- The Dish: Flammekueche, an Alsatian pizza, topped with fromage blanc or crème fraiche
- The Place: Amelie, launching in Cambridge in August
- The Chef: Regis Crepy
What? Hailing from Alsace, a historical region in eastern France on the Rhine River, the flammekueche is one of France’s favourite regional foods.
Flammekueche translates to ‘flame cake,’ but there is no fire or cake actually involved. Instead, it’s a cross between a savoury tart and pizza, with a thin sheet of unleavened dough spread generously with fromage blanc or crème fraiche and often topped with slivered onions and bacon.
Other versions come with Emmental cheese or thinly sliced mushrooms. Because the dough is unleavened, there is no need to wait for it to rise, meaning it’s quick to make.

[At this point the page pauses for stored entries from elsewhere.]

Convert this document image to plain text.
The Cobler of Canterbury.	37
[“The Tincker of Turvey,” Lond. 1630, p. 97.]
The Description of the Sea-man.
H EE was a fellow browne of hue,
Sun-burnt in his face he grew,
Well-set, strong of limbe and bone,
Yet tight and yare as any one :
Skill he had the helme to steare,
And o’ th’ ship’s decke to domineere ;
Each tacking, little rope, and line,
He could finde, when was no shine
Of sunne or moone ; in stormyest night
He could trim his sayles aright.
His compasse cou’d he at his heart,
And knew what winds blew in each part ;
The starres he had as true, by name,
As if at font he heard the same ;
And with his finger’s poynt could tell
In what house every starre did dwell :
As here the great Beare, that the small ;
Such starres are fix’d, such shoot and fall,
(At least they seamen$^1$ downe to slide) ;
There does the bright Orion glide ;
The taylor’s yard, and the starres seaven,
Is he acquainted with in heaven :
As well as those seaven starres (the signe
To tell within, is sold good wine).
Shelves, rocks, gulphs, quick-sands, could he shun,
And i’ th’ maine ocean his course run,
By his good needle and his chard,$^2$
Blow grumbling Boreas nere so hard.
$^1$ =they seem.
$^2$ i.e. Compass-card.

There are also sweet dessert pizzas that come with apples and cinnamon or blueberries.
The meal is also known as ‘plat du pauvre’ or 'dish of the poor,' as it was traditionally made on days when bread was baked and villagers would be testing the heat of the oven.
The flammekueche is usually eaten as a first course in the region, cut into squares and shared as part of a larger feast.
Where? Bringing this speciality to the UK is French-born restaurateur Regis Crepy, who has owned three successful Suffolk restaurants, including the Great House in Lavenham, which he ran for over 30 years. His son, Alex, will also be joining the venture, having worked as a managing partner at Gaucho Group.
While traditional toppings like thinly sliced onions and lardons will be offered, more contemporary options will also be on the menu.
This will include beetroot, goat's cheese and honey; parma ham; avocado and salmon; and pulled pork. Ingredients will be sourced from local suppliers.
Why? The popularity of pizza isn’t going anywhere, but increasingly people are looking for something different, with restaurants opening in London with a range of takes on the classic.
Unlike the typical Italian Neapolitan pizza, flammekueche isn’t topped with tomato sauce.
But it’s not just the sauce that is getting a pizza makeover.
Pickywops is experimenting with vegan pizza and alternative bases made from hemp and spirulina, while international import The Lebanese Bakery recently opened in Covent Garden specialising in manoush – Lebanese flatbread that is baked in ovens and often slathered with za’atar or labneh (a tangy thick yoghurt). Chain Paramount Lebanese Kitchen also landed on UK shores in April and is offering the pizza.
Meanwhile, the latest Temper restaurant takes inspiration from American pizza with a deep-pan Detroit version with focaccia-esque bottom and cheese crust, covered in goat ragu or goat salami.